Following the exit of Exxaro in 2009 a comprehensive review of the project was undertaken and sought a revised development concept for a mine at Ranobe to supply ilmenite, rutile and zircon onto the world markets.
The primary objectives for the review were;
- Focus the initial development on the high grade area within the Ranobe deposit
- Utilise simple mining and separation methods and utilise off-the-shelf equipment
- Leverage existing infrastructure, for example the port at Toliara
- Secure the long term potential of the Toliara Sands project by proving the viability of mine development and operation
Important features of the deposit that deliver significant advantages compared to many existing operations include the low slimes content in the ore (less than 5%) and the absence of barren overburden. The global mineral sands industry mines an average ore grade of 5.1% heavy mineral with an overburden strip ratio of 0.4. By contrast, the start pit at the Ranobe Mine will have an average grade of 8.1% with no overburden. The sand is also unconsolidated and ‘free digging’ enabling simple low cost mining methods.

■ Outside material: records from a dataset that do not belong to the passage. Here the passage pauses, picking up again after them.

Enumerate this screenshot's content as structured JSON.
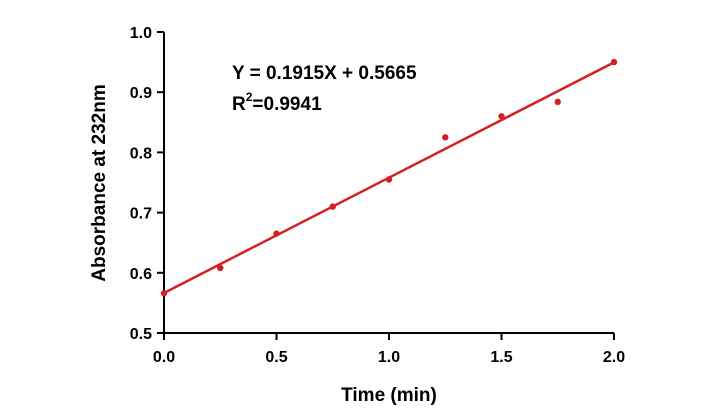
{
  "chart_data": {
    "type": "scatter",
    "xlabel": "Time (min)",
    "ylabel": "Absorbance at 232nm",
    "xlim": [
      0.0,
      2.0
    ],
    "ylim": [
      0.5,
      1.0
    ],
    "x_ticks": [
      "0.0",
      "0.5",
      "1.0",
      "1.5",
      "2.0"
    ],
    "y_ticks": [
      "0.5",
      "0.6",
      "0.7",
      "0.8",
      "0.9",
      "1.0"
    ],
    "grid": false,
    "points": [
      {
        "x": 0.0,
        "y": 0.566
      },
      {
        "x": 0.25,
        "y": 0.608
      },
      {
        "x": 0.5,
        "y": 0.665
      },
      {
        "x": 0.75,
        "y": 0.71
      },
      {
        "x": 1.0,
        "y": 0.755
      },
      {
        "x": 1.25,
        "y": 0.825
      },
      {
        "x": 1.5,
        "y": 0.86
      },
      {
        "x": 1.75,
        "y": 0.884
      },
      {
        "x": 2.0,
        "y": 0.95
      }
    ],
    "fit": {
      "slope": 0.1915,
      "intercept": 0.5665
    },
    "equation_text": "Y = 0.1915X + 0.5665",
    "r2_prefix": "R",
    "r2_exponent": "2",
    "r2_value": "=0.9941",
    "colors": {
      "points": "#d42020",
      "fit_line": "#d42020",
      "axes": "#000000"
    }
  }
}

The heavy mineral at Ranobe consists predominantly of ilmenite making up approximately 70% of the concentrate produced. The project also benefits significantly from the presence of much higher value zircon and rutile which together contribute about 8% of the heavy mineral, but around 50% of the value of the ore mined.

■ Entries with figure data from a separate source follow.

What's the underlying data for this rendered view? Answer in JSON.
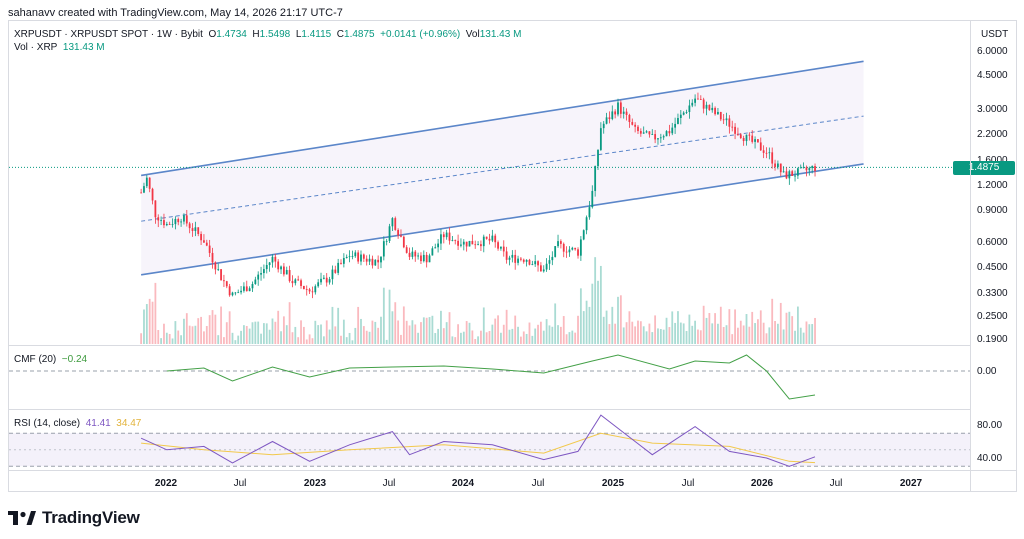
{
  "header": {
    "credit": "sahanavv created with TradingView.com, May 14, 2026 21:17 UTC-7"
  },
  "legend": {
    "symbol": "XRPUSDT · XRPUSDT SPOT · 1W · Bybit",
    "open_label": "O",
    "open": "1.4734",
    "high_label": "H",
    "high": "1.5498",
    "low_label": "L",
    "low": "1.4115",
    "close_label": "C",
    "close": "1.4875",
    "change": "+0.0141 (+0.96%)",
    "vol_label": "Vol",
    "vol": "131.43 M"
  },
  "volume_legend": {
    "label": "Vol · XRP",
    "value": "131.43 M"
  },
  "cmf_legend": {
    "label": "CMF (20)",
    "value": "−0.24"
  },
  "rsi_legend": {
    "label": "RSI (14, close)",
    "value": "41.41",
    "ma_value": "34.47"
  },
  "price_axis": {
    "unit": "USDT",
    "ticks": [
      "6.0000",
      "4.5000",
      "3.0000",
      "2.2000",
      "1.6000",
      "1.2000",
      "0.9000",
      "0.6000",
      "0.4500",
      "0.3300",
      "0.2500",
      "0.1900"
    ]
  },
  "last_price_badge": "1.4875",
  "cmf_axis": {
    "ticks": [
      "0.00"
    ]
  },
  "rsi_axis": {
    "ticks": [
      "80.00",
      "40.00"
    ]
  },
  "time_axis": {
    "ticks": [
      {
        "label": "2022",
        "year": true
      },
      {
        "label": "Jul",
        "year": false
      },
      {
        "label": "2023",
        "year": true
      },
      {
        "label": "Jul",
        "year": false
      },
      {
        "label": "2024",
        "year": true
      },
      {
        "label": "Jul",
        "year": false
      },
      {
        "label": "2025",
        "year": true
      },
      {
        "label": "Jul",
        "year": false
      },
      {
        "label": "2026",
        "year": true
      },
      {
        "label": "Jul",
        "year": false
      },
      {
        "label": "2027",
        "year": true
      }
    ]
  },
  "brand": {
    "name": "TradingView"
  },
  "colors": {
    "up": "#089981",
    "down": "#f23645",
    "channel": "#5b86c9",
    "cmf": "#43a047",
    "rsi": "#7e57c2",
    "rsi_ma": "#f2c94c"
  },
  "chart_data": {
    "type": "candlestick",
    "interval": "1W",
    "scale": "log",
    "ylim": [
      0.19,
      6.0
    ],
    "closes": [
      {
        "date": "2021-11-01",
        "close": 1.1
      },
      {
        "date": "2021-11-15",
        "close": 1.3
      },
      {
        "date": "2021-12-06",
        "close": 0.85
      },
      {
        "date": "2022-01-03",
        "close": 0.75
      },
      {
        "date": "2022-02-07",
        "close": 0.82
      },
      {
        "date": "2022-04-04",
        "close": 0.62
      },
      {
        "date": "2022-05-16",
        "close": 0.4
      },
      {
        "date": "2022-06-13",
        "close": 0.32
      },
      {
        "date": "2022-08-01",
        "close": 0.37
      },
      {
        "date": "2022-09-19",
        "close": 0.5
      },
      {
        "date": "2022-11-07",
        "close": 0.38
      },
      {
        "date": "2022-12-19",
        "close": 0.34
      },
      {
        "date": "2023-02-06",
        "close": 0.4
      },
      {
        "date": "2023-03-27",
        "close": 0.52
      },
      {
        "date": "2023-06-05",
        "close": 0.48
      },
      {
        "date": "2023-07-10",
        "close": 0.8
      },
      {
        "date": "2023-08-21",
        "close": 0.52
      },
      {
        "date": "2023-10-02",
        "close": 0.5
      },
      {
        "date": "2023-11-13",
        "close": 0.66
      },
      {
        "date": "2024-01-01",
        "close": 0.6
      },
      {
        "date": "2024-03-11",
        "close": 0.62
      },
      {
        "date": "2024-04-15",
        "close": 0.5
      },
      {
        "date": "2024-06-03",
        "close": 0.5
      },
      {
        "date": "2024-07-15",
        "close": 0.43
      },
      {
        "date": "2024-08-19",
        "close": 0.58
      },
      {
        "date": "2024-10-07",
        "close": 0.54
      },
      {
        "date": "2024-11-11",
        "close": 1.1
      },
      {
        "date": "2024-12-02",
        "close": 2.4
      },
      {
        "date": "2025-01-13",
        "close": 3.1
      },
      {
        "date": "2025-02-24",
        "close": 2.3
      },
      {
        "date": "2025-04-07",
        "close": 2.1
      },
      {
        "date": "2025-05-19",
        "close": 2.3
      },
      {
        "date": "2025-07-21",
        "close": 3.4
      },
      {
        "date": "2025-09-01",
        "close": 2.9
      },
      {
        "date": "2025-10-13",
        "close": 2.5
      },
      {
        "date": "2025-11-24",
        "close": 2.1
      },
      {
        "date": "2026-01-12",
        "close": 1.8
      },
      {
        "date": "2026-02-23",
        "close": 1.35
      },
      {
        "date": "2026-04-06",
        "close": 1.4
      },
      {
        "date": "2026-05-11",
        "close": 1.4875
      }
    ],
    "channel": {
      "upper": [
        {
          "date": "2021-11-01",
          "price": 1.35
        },
        {
          "date": "2026-09-07",
          "price": 5.3
        }
      ],
      "middle": [
        {
          "date": "2021-11-01",
          "price": 0.78
        },
        {
          "date": "2026-09-07",
          "price": 2.75
        }
      ],
      "lower": [
        {
          "date": "2021-11-01",
          "price": 0.41
        },
        {
          "date": "2026-09-07",
          "price": 1.55
        }
      ]
    },
    "cmf": {
      "name": "CMF (20)",
      "points": [
        {
          "date": "2022-01-03",
          "value": 0.0
        },
        {
          "date": "2022-04-04",
          "value": 0.03
        },
        {
          "date": "2022-06-13",
          "value": -0.1
        },
        {
          "date": "2022-09-19",
          "value": 0.04
        },
        {
          "date": "2022-12-19",
          "value": -0.06
        },
        {
          "date": "2023-03-27",
          "value": 0.03
        },
        {
          "date": "2023-07-10",
          "value": 0.04
        },
        {
          "date": "2023-11-13",
          "value": 0.05
        },
        {
          "date": "2024-03-11",
          "value": 0.02
        },
        {
          "date": "2024-07-15",
          "value": -0.02
        },
        {
          "date": "2024-11-11",
          "value": 0.1
        },
        {
          "date": "2025-01-13",
          "value": 0.16
        },
        {
          "date": "2025-05-19",
          "value": 0.02
        },
        {
          "date": "2025-07-21",
          "value": 0.1
        },
        {
          "date": "2025-10-13",
          "value": 0.08
        },
        {
          "date": "2025-11-24",
          "value": 0.16
        },
        {
          "date": "2026-01-12",
          "value": 0.0
        },
        {
          "date": "2026-03-09",
          "value": -0.28
        },
        {
          "date": "2026-05-11",
          "value": -0.24
        }
      ]
    },
    "rsi": {
      "name": "RSI (14, close)",
      "ylim": [
        28,
        92
      ],
      "points": [
        {
          "date": "2021-11-01",
          "value": 64
        },
        {
          "date": "2022-01-03",
          "value": 50
        },
        {
          "date": "2022-04-04",
          "value": 54
        },
        {
          "date": "2022-06-13",
          "value": 34
        },
        {
          "date": "2022-09-19",
          "value": 60
        },
        {
          "date": "2022-12-19",
          "value": 36
        },
        {
          "date": "2023-03-27",
          "value": 56
        },
        {
          "date": "2023-07-10",
          "value": 72
        },
        {
          "date": "2023-08-21",
          "value": 44
        },
        {
          "date": "2023-11-13",
          "value": 60
        },
        {
          "date": "2024-03-11",
          "value": 56
        },
        {
          "date": "2024-07-15",
          "value": 38
        },
        {
          "date": "2024-10-07",
          "value": 48
        },
        {
          "date": "2024-12-02",
          "value": 92
        },
        {
          "date": "2025-02-24",
          "value": 60
        },
        {
          "date": "2025-04-07",
          "value": 44
        },
        {
          "date": "2025-07-21",
          "value": 78
        },
        {
          "date": "2025-10-13",
          "value": 48
        },
        {
          "date": "2026-01-12",
          "value": 40
        },
        {
          "date": "2026-03-09",
          "value": 30
        },
        {
          "date": "2026-05-11",
          "value": 41.41
        }
      ],
      "ma": [
        {
          "date": "2021-11-01",
          "value": 58
        },
        {
          "date": "2022-04-04",
          "value": 50
        },
        {
          "date": "2022-09-19",
          "value": 44
        },
        {
          "date": "2023-03-27",
          "value": 50
        },
        {
          "date": "2023-11-13",
          "value": 56
        },
        {
          "date": "2024-07-15",
          "value": 46
        },
        {
          "date": "2024-12-02",
          "value": 70
        },
        {
          "date": "2025-04-07",
          "value": 58
        },
        {
          "date": "2025-10-13",
          "value": 54
        },
        {
          "date": "2026-03-09",
          "value": 36
        },
        {
          "date": "2026-05-11",
          "value": 34.47
        }
      ]
    }
  }
}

Dry mine and slurry to mobile concentrators
The ore volume requirements for the project mean that the deposit may be economically mined using simple dry mining. Dry mining is an inherently flexible, low cost mining method and eliminates the high capital, water and power requirements of large scale dredge mining. This mining methodology is employed in many operations world-wide, and represents a very low risk option.
Primary concentration plants will be located close to the mine site and the sand will be return to the void and the Heavy Mineral Concentrate (HMC) will be stockpiled. The plants will be based on easily relocatable designs widely employed in many Australian ilmenite mines.
Dedicated HMC Haul Road
HMC will be hauled ~40km to the north side of the Firehana River by road trains on a dedicated haul road. Tails from the Mineral Separation Plant (MSP) will be returned to the site by the road train on the return trip and disposed of in the void.
A transfer pumping station will be built on the north side of the river and the HMC will be pumped 14km via a slurry pipeline to the MSP located at the existing Toliara port.
Simple MSP located at the port
The MSP will be located at the existing Toliara port and will produce two ilmenite products and a zircon (75%) and rutile (15%) rich non-magnetic concentrate.
Test work conducted to date shows that the ilmenite consists predominantly of a product suitable for use in the TiO2 sulphate pigment process or in ilmenite smelters for the production of chloride grade slag. A smaller volume of higher value ilmenite suitable for direct chlorination for pigment or titanium metal production or as a blend feed to synthetic rutile processors should also be recovered.
The production of the concentrate eliminates the need for a zircon/rutile circuit in the MSP and simplifies the development and operation and reduces the capital required. The concentrate will be sold to processors offshore who will recover the zircon and rutile.
Export via existing Toliara port
Utilise the existing 15,000 tonne wharf capacity to load barges for deep-water transfer to 35,000 tonne ships for bulk shipments. A reef provides natural weather and swell protection allowing the barge transfers to take place in sheltered water.
Concentrate can also be exported in containers via the existing wharf which is currently under-utilised.